自民、公明、希望、維新の支持層、憲法9条に自衛隊明記「賛成」が多数 ただ残る改憲へのハードル 

産経・FNN合同世論調査
官邸に入る安倍晋三首相=6日午前、首相官邸(斎藤良雄撮影)

 産経・FNN合同世論調査で、自衛隊を明記する憲法9条改正の賛否を支持政党別にみると、自民、公明、希望、日本維新の4党のいずれの支持層も過半数が「賛成」と回答した。先の衆院選で「改憲勢力」とされる4党の合計獲得議席も衆院全議席(465)の8割に達しており、改憲への環境は整いつつある。

 自衛隊明記の9条改正に賛成した割合が最も高かったのは、自民党支持層で78・4%。維新支持層は70・8%で、公明65・9%、希望56・4%と続いた。「国会は憲法改正議論を促進すべきだと思うか」との問いにも、4党の支持層は半数以上が「促進すべきだ」とし、改憲論議の進展を後押ししている。

 ただ、改憲をめぐり乗り越えるべきハードルは少なくない。

 自民党は16日の党憲法改正推進本部の全体会合で改憲論議を再開させるが、安倍晋三首相の9条1項、2項を維持したまま自衛隊を明記する提案に、石破茂元幹事長らが異論を唱えている。党執行部は来年1月召集の通常国会に党改憲案を提出する方針だが、党内の意見集約ができるかどうかは見通せない。

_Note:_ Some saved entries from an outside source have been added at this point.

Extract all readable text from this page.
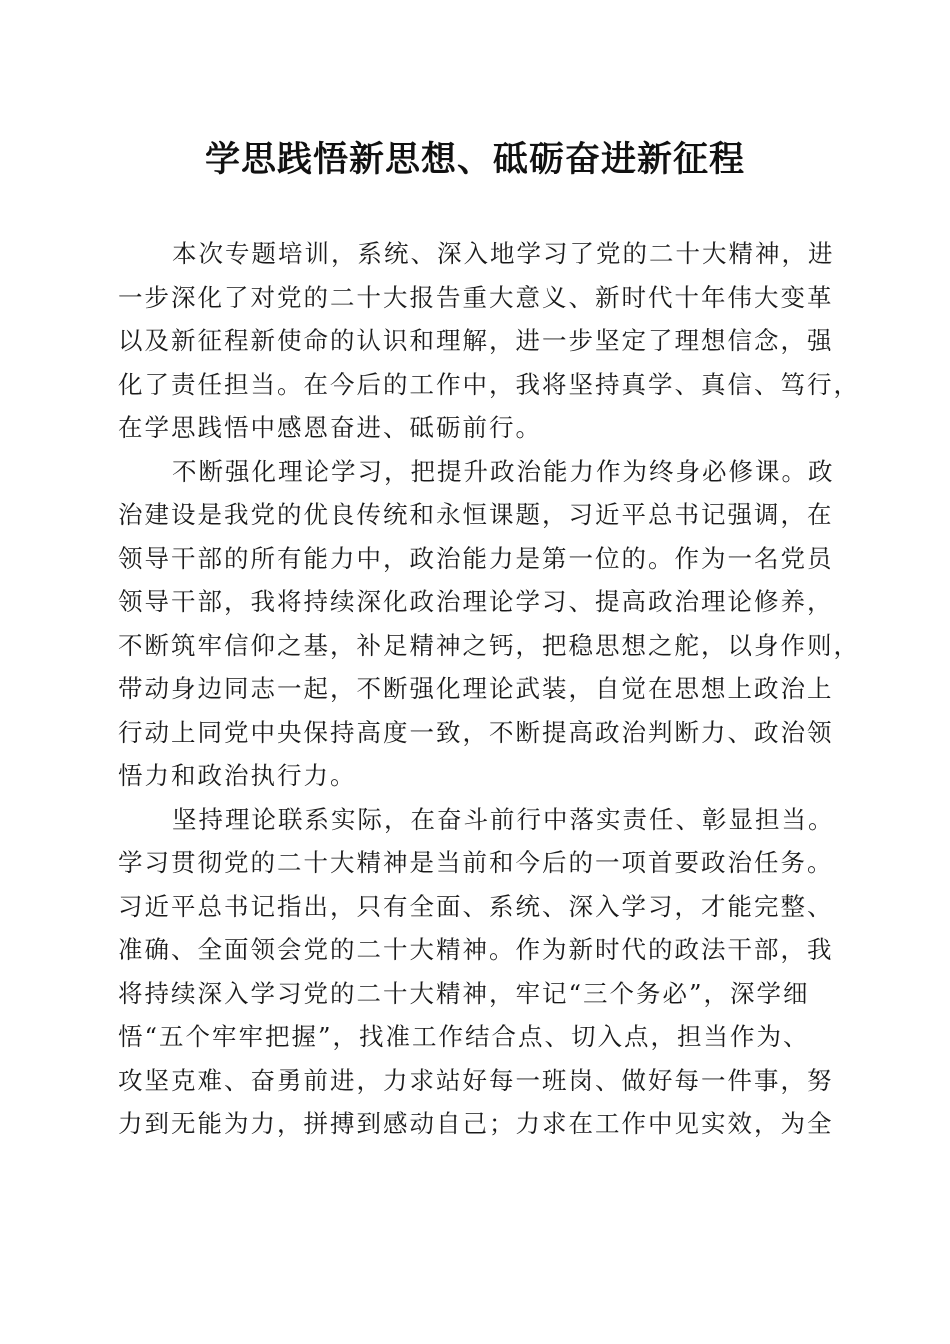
学思践悟新思想、砥砺奋进新征程
本次专题培训，系统、深入地学习了党的二十大精神，进
一步深化了对党的二十大报告重大意义、新时代十年伟大变革
以及新征程新使命的认识和理解，进一步坚定了理想信念，强
化了责任担当。在今后的工作中，我将坚持真学、真信、笃行，
在学思践悟中感恩奋进、砥砺前行。
不断强化理论学习，把提升政治能力作为终身必修课。政
治建设是我党的优良传统和永恒课题，习近平总书记强调，在
领导干部的所有能力中，政治能力是第一位的。作为一名党员
领导干部，我将持续深化政治理论学习、提高政治理论修养，
不断筑牢信仰之基，补足精神之钙，把稳思想之舵，以身作则，
带动身边同志一起，不断强化理论武装，自觉在思想上政治上
行动上同党中央保持高度一致，不断提高政治判断力、政治领
悟力和政治执行力。
坚持理论联系实际，在奋斗前行中落实责任、彰显担当。
学习贯彻党的二十大精神是当前和今后的一项首要政治任务。
习近平总书记指出，只有全面、系统、深入学习，才能完整、
准确、全面领会党的二十大精神。作为新时代的政法干部，我
将持续深入学习党的二十大精神，牢记“三个务必”，深学细
悟“五个牢牢把握”，找准工作结合点、切入点，担当作为、
攻坚克难、奋勇前进，力求站好每一班岗、做好每一件事，努
力到无能为力，拼搏到感动自己；力求在工作中见实效，为全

 公明党の山口那津男代表は12日放送のラジオ番組で、憲法改正の国会発議は衆参両院の3分の2以上の賛成が必要となることに触れ、「それ以上の国民の支持がある状況が望ましい」と強調した。調査では賛成が半数を超えているとはいえ、3分の2までは達しておらず、性急な改憲論議にクギを刺した格好だ。

 首相は「希望の党をはじめ他党とも話をしたい」との姿勢を示しているが、世論調査によると護憲色の強い政党の支持層は反対論が根強く、立憲民主党などを含めた幅広い合意形成への道のりは険しい。